Total cellular GSH levels. Rat PCLS were treated with ethanol in the absence or presence of 4-MP as described in materials and methods. Every 24 h, slices were analyzed for total cellular GSH by using a kit according to manufacturer's instructions. #P < 0.001 compared with corresponding control; *P < 0.05 compared with corresponding control; n = 5 different rat experiments.

Fig. 5.

Thiobarbituric acid-reactive substance (TBARS) analysis of rat PCLS after ethanol treatment. Rat PCLS were treated with ethanol in the absence or presence of 4-MP as described in materials and methods.
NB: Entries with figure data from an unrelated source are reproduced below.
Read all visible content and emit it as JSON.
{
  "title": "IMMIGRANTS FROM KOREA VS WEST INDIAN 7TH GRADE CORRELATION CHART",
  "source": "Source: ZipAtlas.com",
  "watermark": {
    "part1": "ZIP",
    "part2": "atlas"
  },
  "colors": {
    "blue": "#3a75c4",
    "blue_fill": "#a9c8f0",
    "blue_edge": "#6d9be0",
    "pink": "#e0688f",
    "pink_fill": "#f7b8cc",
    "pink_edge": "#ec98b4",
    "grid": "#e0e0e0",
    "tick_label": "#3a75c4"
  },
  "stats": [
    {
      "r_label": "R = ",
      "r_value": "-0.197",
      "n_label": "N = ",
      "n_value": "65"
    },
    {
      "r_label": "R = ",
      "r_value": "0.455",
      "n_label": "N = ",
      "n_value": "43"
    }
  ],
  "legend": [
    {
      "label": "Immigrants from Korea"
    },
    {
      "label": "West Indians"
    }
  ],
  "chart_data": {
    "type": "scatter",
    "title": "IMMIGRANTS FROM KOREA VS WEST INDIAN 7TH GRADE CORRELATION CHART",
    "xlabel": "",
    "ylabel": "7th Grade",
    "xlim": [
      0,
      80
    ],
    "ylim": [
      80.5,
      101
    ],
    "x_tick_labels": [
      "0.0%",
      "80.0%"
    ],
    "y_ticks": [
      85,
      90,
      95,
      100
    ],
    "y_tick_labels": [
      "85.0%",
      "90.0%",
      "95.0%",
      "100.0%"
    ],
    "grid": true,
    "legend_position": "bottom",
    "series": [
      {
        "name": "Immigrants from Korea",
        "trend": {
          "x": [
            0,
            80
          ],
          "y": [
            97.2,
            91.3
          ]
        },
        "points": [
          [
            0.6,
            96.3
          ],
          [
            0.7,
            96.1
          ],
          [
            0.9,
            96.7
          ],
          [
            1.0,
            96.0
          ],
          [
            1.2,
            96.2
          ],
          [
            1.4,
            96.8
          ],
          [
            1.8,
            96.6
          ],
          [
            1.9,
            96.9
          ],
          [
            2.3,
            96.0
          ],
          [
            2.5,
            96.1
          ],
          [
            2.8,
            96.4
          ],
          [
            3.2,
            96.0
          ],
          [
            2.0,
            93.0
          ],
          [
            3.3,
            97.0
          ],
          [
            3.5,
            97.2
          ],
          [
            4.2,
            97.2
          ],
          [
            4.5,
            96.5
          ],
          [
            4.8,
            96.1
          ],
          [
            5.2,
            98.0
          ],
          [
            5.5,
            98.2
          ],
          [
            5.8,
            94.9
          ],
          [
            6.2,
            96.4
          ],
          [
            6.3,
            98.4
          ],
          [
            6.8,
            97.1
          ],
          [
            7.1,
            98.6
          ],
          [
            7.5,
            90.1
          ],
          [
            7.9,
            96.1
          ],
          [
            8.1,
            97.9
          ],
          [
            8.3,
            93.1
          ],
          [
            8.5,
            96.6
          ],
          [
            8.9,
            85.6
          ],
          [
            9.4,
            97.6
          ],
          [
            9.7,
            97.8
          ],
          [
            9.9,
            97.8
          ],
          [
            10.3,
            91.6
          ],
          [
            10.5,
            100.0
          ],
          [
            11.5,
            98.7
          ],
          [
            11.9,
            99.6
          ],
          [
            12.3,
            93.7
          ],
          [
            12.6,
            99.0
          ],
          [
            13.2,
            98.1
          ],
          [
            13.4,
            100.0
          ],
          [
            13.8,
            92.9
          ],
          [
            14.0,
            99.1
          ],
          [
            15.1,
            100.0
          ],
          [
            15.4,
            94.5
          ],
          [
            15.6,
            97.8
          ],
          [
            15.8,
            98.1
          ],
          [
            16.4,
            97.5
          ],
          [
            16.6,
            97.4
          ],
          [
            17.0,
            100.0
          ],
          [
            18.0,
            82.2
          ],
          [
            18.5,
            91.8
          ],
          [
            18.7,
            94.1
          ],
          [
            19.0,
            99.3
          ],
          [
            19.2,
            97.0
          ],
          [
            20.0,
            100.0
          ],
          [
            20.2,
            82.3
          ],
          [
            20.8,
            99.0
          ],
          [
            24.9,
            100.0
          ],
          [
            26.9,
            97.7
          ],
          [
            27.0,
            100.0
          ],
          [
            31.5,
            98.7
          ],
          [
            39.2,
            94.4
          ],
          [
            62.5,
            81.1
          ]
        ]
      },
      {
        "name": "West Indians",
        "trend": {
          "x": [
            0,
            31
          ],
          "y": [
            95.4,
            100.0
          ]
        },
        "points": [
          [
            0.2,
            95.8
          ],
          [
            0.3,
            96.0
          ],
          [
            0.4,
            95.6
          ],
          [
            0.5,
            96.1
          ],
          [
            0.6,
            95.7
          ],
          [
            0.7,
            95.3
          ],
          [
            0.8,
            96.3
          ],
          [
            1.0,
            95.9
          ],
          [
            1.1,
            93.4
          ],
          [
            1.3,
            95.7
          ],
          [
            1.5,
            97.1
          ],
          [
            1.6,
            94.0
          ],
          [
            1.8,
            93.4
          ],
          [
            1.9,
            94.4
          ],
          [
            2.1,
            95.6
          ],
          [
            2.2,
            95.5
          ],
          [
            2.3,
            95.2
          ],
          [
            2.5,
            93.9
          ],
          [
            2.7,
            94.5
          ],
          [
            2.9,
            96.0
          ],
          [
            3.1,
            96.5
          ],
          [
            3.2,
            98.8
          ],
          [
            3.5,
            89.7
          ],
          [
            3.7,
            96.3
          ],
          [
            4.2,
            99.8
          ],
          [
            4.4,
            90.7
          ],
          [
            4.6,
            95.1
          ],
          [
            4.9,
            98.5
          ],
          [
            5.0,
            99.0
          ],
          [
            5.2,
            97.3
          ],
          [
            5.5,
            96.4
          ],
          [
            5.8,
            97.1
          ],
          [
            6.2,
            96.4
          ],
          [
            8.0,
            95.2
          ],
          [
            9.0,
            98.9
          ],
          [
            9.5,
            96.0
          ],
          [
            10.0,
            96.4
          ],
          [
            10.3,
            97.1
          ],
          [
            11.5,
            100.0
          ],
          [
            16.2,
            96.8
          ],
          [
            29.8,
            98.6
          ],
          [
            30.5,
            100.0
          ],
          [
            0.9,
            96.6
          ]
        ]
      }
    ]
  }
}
Every 24 h, slices were analyzed for TBARS by using a kit according to manufacturer's instructions. **P < 0.05 compared with corresponding controls; *P < 0.005 compared with corresponding control; #P < 0.05 compared with t₀; n = 6 different rat experiments.

Fig. 6.

IL-6 secretion in media (A) and mRNA levels (B) from rat PCLS treated with 25 mM ethanol and/or 4-MP. A: media from all treatment groups and times were analyzed by using an ELISA to IL-6 as described in materials and methods. B: slices from all treatment groups and times were used for RT-PCR by using primers to IL-6 as described in materials and methods. #P < 0.05 compared with corresponding controls; *P < 0.005 compared with corresponding controls; **P < 0.0005 compared with corresponding control; n = 6 different rat experiments.